第七回 星と森国際短歌大会日本語部門選評


 「衣」は、食、住とともに、人の生活に必須の物であり、普段、馴染みの深いものでありますので、今回は、応募数の増加が期待されましたが、前回とほぼ同数という結果でありました。

 また、内容としては、「ころも」、「きぬ」という古い訓みにこだわったためか、更衣(ころもがえ)、天人の羽衣(はごろも)などを詠んだいささか古めかしいもの、または説話やメルヘンのようなものが目立ちました。いずれも軽い思いつきの域に留まり、採るべきものではありませんでした。もっと、日常、身に付ける衣服、着物を素材やモチーフとした生活の実感に根ざした歌を詠んでほしかったと思います。

 中には、戦中戦後の物資不足の折、母親となる人が自分の着物を解いて、生まれて来る赤ん坊の産着を縫ったという歌や、重病や老齢の女性がもう着ることもないであろう着物の形見分けをするという歌など、哀しく心に触れるものもありました。しかし、実際に声に出して歌ってみると、意外にも、その感銘は弱く薄らいでゆくのでした。残念ながら、歌の内容に伴うべき言葉の調べや声の響きにどこか欠けるものがあったのかと思われます。

 冠婚葬祭などの晴の場における礼装に就いては、良いモチーフが得られたはずですが、これを詠んだ歌が少なかったことも意外でした。中に、婚礼衣装を詠んだ歌が数首あり、やはり捨て難い力がありました。

 都合、三次にわたる選歌と関係者との協議の結果、今回は、先に披講しました二首を入選歌と決定いたしました。





副賞は、徳島県の「山本 枝里子」さんの歌
ふる里の 野に栴檀の 大樹あり 風の衣を まとひてをりぬ

 故郷の野にたつ栴檀の大木の存在感を大らかに詠んでいます。栴檀の木そのものが香っているのでしょうか。その大樹の一本の幹、数百、数千の枝、梢。そして無数の葉の繁りの全体が醸し出すふん囲気、佇いを「風の衣をまとひてをりぬ」と表現しているのは、平凡ではありません。巧い言い回しとも言えましょう。
 しかし、少々、難を申せば、上の句では、「大樹あり」と、きっぱりと現在形で言い切っておりながら、下の句では、「まとひてをりぬ」と、過去形に変えております。何故か。何か理由があったとしても、このために、一首に破綻が生じ、歌の力が弱くなってしまったことを否めません。惜しいことであります。




大賞は、山口県の「松浦 ヤス子」さんの歌
婚遅き 次郎のシャツの サワサワと 陽に乾けるを 胸に集むる

 いい年になったのに、まだ結婚していない次郎の洗濯物を、お母さんが取り入れている。シャツはサワサワと陽に乾いており、これを胸に抱き集めている。目に見えるような誠に解りやすい描写であります。しかし、お母さんの胸のうちは、解りません。きっと、いろいろ有るに違いないのに、一言も言っていない。これがこの歌の良いところであり、作者の優しいところでありましょう。実に明るくて潔い。歌の調べも響きも爽やかであります。

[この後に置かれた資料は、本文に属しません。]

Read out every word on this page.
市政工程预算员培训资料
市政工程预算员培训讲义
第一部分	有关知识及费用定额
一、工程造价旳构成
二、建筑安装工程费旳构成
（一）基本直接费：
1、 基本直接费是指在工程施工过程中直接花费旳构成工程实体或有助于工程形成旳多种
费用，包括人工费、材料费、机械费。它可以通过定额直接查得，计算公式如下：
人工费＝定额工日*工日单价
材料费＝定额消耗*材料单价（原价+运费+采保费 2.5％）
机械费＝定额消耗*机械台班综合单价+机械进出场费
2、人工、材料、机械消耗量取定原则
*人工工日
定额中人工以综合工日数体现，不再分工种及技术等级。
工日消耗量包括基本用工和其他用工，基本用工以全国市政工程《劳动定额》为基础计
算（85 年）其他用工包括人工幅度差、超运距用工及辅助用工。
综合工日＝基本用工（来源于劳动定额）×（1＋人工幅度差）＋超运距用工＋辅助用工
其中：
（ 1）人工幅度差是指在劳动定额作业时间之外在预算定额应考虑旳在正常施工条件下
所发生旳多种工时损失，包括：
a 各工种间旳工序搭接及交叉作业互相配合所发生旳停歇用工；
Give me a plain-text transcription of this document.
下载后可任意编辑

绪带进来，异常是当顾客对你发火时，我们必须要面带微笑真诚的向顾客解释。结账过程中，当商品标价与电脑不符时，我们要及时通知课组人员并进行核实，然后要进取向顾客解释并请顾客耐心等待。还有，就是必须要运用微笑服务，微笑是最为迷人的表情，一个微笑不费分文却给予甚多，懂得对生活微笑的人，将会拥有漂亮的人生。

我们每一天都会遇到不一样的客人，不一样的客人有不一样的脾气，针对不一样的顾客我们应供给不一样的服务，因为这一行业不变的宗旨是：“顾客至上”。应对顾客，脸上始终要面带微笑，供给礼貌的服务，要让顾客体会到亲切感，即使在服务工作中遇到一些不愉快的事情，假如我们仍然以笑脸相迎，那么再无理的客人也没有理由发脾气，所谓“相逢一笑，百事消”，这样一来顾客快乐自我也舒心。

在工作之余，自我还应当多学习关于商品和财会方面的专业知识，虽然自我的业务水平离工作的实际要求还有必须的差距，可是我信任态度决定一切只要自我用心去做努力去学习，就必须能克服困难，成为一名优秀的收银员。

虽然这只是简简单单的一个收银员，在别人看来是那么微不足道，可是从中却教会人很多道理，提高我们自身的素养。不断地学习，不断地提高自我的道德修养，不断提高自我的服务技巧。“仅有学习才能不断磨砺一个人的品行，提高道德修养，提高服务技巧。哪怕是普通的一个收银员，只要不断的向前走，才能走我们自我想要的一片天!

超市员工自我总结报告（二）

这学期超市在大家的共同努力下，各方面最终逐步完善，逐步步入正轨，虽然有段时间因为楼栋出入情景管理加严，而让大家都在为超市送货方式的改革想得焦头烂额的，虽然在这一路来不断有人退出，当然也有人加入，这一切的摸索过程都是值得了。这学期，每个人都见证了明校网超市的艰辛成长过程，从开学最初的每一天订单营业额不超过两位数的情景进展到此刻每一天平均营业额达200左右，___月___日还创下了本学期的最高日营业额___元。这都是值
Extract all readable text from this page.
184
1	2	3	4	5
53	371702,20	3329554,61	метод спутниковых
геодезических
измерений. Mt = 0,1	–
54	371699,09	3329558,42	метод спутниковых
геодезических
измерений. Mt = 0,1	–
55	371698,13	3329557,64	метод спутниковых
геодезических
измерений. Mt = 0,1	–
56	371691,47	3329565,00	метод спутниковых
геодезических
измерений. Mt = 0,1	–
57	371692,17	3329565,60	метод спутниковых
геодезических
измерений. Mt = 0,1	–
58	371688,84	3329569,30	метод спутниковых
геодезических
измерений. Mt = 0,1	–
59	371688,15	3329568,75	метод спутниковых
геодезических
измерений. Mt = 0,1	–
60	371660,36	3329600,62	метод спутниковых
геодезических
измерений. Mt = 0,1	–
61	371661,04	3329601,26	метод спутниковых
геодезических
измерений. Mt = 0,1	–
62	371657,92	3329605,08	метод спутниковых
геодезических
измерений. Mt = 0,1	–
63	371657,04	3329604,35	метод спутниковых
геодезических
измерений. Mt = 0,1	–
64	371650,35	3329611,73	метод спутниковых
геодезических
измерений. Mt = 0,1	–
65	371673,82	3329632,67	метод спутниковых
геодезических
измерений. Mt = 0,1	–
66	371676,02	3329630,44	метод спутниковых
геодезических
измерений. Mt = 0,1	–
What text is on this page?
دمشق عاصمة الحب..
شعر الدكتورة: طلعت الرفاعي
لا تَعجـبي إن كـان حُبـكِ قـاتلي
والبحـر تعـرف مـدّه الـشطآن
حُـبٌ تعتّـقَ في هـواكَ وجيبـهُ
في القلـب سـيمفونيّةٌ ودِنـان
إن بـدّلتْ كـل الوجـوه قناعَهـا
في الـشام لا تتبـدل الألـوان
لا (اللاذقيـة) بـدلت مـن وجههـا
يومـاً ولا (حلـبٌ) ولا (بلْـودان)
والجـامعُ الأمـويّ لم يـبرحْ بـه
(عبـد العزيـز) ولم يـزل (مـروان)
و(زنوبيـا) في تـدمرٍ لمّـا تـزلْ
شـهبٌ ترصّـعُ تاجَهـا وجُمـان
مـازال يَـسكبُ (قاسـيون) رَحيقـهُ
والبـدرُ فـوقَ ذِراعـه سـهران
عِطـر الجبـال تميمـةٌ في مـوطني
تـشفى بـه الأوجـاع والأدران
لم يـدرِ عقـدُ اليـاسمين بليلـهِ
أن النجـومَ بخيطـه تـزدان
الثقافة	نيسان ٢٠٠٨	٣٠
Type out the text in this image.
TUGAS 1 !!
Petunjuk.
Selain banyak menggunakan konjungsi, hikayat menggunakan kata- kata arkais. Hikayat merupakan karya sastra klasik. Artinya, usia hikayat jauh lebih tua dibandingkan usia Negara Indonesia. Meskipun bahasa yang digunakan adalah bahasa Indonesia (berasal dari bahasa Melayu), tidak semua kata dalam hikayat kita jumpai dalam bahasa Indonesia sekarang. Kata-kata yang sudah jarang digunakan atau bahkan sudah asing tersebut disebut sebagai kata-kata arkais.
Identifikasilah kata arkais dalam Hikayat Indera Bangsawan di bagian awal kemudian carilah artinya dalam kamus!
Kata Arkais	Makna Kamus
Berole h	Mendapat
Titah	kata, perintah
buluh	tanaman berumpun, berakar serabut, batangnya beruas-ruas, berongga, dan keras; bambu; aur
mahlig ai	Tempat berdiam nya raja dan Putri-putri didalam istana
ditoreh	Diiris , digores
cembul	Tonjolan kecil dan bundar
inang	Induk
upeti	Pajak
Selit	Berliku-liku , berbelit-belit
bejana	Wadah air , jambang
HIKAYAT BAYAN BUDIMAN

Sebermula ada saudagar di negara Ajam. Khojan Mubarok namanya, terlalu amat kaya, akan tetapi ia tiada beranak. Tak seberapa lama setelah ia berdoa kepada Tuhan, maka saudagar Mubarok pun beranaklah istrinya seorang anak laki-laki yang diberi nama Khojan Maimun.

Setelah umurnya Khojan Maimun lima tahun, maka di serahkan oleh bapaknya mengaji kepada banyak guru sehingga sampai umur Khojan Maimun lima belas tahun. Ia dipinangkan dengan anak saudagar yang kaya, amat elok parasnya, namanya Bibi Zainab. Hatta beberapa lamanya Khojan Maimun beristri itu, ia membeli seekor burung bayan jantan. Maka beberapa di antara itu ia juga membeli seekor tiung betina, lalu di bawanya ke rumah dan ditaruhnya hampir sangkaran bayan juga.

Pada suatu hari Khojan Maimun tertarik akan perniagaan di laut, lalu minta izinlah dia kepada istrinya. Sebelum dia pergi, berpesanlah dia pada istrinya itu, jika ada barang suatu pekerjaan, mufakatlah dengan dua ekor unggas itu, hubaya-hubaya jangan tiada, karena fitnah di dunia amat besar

 実は、この歌は、第三次選の段階では、それほど上位には置いておりませんでした。しかし、他の歌と比べるために何度も声に出して歌っている間に、次第に歌の力が顕れてきたというのか、とうとう大賞に決まってしまいました。

 人の心をうつ力を持った歌であるかどうかは、声に出して歌うことによってこそ試され、明らかになってくるということを、私はこの歌で改めて実感いたしたのでありました。






 以上をもって、選評といたします。